[thumb:4885:l]Albenga. Il consigliere comunale ingauno di “Albenga c’è”, tra l’altro anche responsabile del progetto “Agenda 21”, Carlo Tonarelli, interviene in merito al Piano urbanistico comunale ingauno. “Sono pienamente d’accordo – spiega – col consigliere Bregoli e col sindaco Tabbò. Le operazioni dell’Ortofrutticola e della “Testa” sono colate di cemento non indifferenti, sopratutto per un ambientalista, ma sono state dettate da uno stato di emergenza legato, da una parte, alle ben note difficoltà economiche, e, dall’altra, alle necessità di scongiurare la perdita di 40 posti di lavoro”.
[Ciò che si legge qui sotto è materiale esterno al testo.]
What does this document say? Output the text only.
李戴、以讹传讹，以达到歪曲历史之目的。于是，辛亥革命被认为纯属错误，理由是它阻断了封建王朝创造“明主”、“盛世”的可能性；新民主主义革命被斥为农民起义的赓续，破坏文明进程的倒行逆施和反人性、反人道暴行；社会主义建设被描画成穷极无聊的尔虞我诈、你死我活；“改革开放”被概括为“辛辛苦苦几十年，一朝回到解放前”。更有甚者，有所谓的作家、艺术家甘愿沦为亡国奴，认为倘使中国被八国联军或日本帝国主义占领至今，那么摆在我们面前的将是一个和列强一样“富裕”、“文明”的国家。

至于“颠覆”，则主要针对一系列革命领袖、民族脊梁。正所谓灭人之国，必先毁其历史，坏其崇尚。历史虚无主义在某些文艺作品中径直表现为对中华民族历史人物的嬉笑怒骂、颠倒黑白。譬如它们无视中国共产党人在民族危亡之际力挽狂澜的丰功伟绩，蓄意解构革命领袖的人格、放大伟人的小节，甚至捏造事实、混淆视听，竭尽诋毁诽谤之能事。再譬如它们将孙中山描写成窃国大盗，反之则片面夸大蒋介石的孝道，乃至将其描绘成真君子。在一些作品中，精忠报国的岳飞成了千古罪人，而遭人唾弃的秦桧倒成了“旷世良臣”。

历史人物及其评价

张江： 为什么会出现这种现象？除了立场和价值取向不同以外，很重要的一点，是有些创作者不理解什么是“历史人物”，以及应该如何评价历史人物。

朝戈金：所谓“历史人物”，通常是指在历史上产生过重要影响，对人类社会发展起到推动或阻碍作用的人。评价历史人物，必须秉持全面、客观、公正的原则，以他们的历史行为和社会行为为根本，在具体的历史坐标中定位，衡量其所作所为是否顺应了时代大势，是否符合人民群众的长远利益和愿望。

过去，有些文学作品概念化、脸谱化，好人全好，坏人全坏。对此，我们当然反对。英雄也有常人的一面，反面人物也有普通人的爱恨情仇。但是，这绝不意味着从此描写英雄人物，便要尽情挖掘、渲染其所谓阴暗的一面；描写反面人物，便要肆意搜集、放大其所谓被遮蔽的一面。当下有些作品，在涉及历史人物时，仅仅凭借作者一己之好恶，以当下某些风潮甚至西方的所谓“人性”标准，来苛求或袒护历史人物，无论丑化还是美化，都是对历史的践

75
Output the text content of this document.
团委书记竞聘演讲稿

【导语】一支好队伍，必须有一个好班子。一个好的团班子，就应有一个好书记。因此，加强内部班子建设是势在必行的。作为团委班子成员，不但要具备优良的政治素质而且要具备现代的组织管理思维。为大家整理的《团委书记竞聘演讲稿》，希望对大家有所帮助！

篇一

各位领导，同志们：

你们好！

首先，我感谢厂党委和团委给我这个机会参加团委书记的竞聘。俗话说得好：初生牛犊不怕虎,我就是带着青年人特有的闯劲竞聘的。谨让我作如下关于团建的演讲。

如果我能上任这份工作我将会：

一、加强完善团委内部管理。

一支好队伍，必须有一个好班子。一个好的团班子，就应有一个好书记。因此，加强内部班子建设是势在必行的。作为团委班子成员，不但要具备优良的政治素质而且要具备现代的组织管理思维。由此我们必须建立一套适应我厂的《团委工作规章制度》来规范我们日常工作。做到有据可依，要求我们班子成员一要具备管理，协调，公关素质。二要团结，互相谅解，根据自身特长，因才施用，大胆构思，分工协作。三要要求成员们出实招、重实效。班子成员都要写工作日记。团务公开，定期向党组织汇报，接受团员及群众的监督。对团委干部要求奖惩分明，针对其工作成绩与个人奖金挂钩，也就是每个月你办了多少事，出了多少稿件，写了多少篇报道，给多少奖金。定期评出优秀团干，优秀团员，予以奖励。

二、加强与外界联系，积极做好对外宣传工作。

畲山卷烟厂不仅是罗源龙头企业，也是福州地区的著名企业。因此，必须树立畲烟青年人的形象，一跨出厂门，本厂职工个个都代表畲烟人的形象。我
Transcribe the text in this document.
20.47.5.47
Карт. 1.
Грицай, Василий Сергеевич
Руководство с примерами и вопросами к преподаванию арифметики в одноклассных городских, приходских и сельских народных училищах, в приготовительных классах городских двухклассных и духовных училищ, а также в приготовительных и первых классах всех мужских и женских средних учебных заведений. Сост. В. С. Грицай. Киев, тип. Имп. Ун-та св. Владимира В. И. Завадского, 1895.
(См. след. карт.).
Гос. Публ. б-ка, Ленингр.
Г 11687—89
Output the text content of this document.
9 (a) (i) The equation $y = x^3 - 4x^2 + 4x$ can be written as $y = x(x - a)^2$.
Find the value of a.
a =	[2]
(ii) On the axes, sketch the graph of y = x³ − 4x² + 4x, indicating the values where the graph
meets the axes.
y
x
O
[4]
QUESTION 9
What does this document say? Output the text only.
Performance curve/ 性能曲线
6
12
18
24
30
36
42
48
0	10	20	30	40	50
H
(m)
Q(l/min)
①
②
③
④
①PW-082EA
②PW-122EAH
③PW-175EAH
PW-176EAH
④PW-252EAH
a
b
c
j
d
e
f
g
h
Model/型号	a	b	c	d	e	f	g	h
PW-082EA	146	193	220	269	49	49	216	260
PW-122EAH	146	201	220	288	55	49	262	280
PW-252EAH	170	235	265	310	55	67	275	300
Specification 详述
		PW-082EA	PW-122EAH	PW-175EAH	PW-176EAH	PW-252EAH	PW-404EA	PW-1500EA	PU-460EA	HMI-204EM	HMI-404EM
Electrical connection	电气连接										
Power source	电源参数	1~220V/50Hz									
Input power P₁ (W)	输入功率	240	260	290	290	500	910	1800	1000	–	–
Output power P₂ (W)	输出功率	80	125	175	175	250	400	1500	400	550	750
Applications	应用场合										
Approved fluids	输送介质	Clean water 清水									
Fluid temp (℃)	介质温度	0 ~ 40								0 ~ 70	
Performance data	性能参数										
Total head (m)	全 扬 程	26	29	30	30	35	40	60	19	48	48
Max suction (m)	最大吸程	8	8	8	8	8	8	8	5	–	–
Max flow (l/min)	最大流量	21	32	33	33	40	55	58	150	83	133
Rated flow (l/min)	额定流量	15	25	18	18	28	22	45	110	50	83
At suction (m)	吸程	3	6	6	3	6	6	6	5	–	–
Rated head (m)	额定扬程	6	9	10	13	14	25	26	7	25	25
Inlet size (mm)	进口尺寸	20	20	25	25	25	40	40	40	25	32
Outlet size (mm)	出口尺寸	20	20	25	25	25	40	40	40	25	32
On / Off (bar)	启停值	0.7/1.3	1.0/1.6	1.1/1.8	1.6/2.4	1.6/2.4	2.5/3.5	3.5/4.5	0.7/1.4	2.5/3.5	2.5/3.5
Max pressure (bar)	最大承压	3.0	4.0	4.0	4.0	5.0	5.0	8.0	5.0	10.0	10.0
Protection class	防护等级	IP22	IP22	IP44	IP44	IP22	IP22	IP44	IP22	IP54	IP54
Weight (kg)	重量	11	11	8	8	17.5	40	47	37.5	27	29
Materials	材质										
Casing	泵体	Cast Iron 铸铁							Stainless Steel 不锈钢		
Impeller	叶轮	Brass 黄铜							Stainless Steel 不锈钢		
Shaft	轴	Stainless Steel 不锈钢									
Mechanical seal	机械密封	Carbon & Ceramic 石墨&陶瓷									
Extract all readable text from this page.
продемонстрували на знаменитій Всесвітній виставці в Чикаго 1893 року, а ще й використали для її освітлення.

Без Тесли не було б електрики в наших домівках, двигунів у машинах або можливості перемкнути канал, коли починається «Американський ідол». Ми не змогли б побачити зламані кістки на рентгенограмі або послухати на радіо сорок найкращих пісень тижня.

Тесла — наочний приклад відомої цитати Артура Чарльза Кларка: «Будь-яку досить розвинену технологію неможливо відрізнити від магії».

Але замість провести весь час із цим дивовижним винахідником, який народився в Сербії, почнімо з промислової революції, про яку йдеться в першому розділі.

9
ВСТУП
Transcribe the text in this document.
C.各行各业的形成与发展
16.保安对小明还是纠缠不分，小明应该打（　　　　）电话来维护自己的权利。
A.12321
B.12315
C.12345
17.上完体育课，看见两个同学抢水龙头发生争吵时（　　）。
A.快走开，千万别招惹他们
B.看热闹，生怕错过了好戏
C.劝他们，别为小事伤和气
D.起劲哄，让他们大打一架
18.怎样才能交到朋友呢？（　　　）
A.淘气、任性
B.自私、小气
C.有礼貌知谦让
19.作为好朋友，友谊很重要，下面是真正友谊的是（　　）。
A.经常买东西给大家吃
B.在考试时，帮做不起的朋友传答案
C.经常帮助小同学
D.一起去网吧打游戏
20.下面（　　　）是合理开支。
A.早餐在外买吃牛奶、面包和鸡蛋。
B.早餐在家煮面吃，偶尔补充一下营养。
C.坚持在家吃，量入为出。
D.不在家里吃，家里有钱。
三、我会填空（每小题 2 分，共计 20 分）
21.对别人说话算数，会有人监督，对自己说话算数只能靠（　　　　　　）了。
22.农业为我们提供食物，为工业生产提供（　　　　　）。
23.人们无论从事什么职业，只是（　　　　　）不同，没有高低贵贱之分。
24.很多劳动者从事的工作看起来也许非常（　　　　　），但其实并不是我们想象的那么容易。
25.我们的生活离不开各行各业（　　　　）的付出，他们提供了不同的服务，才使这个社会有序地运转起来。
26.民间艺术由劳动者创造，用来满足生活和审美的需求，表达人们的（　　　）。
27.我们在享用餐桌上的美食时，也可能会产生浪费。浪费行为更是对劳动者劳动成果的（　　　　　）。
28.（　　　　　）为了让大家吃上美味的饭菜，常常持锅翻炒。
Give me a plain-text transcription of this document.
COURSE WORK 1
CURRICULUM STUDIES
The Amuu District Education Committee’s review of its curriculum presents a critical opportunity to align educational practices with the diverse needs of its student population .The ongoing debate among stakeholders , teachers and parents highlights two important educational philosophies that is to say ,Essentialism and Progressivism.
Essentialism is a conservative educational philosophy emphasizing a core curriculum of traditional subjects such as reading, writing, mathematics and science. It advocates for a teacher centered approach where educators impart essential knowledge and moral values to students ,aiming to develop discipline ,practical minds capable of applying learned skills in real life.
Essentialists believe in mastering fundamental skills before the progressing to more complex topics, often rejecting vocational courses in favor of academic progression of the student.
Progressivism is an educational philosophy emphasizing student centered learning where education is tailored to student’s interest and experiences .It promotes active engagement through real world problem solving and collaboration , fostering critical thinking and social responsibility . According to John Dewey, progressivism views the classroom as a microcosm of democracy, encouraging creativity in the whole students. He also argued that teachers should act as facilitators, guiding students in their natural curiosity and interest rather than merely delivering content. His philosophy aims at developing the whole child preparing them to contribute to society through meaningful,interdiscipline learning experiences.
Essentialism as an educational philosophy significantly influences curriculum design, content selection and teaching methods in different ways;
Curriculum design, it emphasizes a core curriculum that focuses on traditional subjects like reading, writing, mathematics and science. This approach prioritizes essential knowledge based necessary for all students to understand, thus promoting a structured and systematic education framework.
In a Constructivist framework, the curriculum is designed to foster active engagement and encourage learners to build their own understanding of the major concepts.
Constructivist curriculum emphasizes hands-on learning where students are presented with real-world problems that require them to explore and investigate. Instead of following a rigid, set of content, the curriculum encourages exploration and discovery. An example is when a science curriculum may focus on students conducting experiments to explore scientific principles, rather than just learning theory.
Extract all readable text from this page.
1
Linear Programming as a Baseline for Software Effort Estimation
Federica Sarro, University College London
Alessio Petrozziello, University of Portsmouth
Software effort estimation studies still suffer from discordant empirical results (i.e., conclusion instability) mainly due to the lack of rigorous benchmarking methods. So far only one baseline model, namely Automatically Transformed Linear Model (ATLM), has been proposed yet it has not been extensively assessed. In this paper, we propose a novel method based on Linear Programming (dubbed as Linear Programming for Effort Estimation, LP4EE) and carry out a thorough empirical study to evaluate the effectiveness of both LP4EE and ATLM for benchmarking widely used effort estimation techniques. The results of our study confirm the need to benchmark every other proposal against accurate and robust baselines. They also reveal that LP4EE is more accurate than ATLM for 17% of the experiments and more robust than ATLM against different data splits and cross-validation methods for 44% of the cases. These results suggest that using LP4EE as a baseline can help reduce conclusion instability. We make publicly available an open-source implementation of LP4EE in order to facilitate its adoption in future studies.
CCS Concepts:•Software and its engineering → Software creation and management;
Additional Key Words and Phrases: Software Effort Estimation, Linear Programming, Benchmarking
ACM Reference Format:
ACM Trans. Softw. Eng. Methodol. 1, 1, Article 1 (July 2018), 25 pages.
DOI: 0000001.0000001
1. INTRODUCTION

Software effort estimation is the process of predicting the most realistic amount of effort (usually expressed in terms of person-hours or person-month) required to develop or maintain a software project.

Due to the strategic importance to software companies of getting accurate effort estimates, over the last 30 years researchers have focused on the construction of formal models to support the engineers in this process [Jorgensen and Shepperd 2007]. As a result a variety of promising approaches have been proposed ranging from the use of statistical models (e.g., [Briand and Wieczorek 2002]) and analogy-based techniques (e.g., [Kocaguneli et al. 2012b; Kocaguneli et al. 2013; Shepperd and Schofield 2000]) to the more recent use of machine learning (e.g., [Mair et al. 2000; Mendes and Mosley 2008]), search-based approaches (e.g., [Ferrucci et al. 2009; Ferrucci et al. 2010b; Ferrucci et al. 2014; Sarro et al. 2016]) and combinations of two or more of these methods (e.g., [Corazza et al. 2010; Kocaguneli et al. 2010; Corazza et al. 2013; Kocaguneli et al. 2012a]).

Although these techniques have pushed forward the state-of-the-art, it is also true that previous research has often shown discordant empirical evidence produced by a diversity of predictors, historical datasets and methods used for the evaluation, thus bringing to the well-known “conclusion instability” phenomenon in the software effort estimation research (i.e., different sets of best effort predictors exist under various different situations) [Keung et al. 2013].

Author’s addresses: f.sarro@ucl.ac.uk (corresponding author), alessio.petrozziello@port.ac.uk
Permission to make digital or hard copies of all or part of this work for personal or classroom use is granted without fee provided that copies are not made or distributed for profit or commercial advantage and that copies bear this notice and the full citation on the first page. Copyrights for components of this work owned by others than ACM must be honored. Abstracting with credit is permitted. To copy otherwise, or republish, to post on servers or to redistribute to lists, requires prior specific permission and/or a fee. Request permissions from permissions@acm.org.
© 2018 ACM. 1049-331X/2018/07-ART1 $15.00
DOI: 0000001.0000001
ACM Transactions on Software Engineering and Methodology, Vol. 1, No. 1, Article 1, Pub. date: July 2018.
“Tuttavia – prosegue l’esponente di “Albenga c’è” – per l’urbanizzazione dell’area “Testa” esistono vincoli di programma ben precisi e comunque il 50% degli alloggi (circa 150) saranno in edilizia convenzionata, per rispondere alle tante richieste di giovani coppie. Propio con Bregoli, inoltre, abbiamo chiesto per la ricollocazione dell’azienda un luogo idoneo, al fine di evitare il ‘consumo’ di territori legati all’agricoltura”.
Martedì prossimo – continua Tonarelli – come ‘Agenda 21’ incontreremo la CAIRE e l’ingegner Baldini, che sta ultimando il Puc, in un dibattito pubblico. La posizione personale e del gruppo di lavoro sul Piano è l’opzione ‘Cemento Zero’, quindi escludo categoricamente di votare nuove varianti o concessioni tipo ‘Orsoline’. Abbiamo creato con l’Ortofrutticola e con la ‘Testa’ carichi abitativi per 1500 persone, carici sufficenti per soddisfare il bisogno di case in Albenga per diversi anni. L’obiettivo del Puc è proprio quello di eliminare la costruzione selvaggia di nuovi condomini ‘a pelle di leopardo’ sul territorio, come è avvenuto fino ad oggi, e dare finalmente ad Albenga un piano urbanistico di sviluppo moderno e razionale”.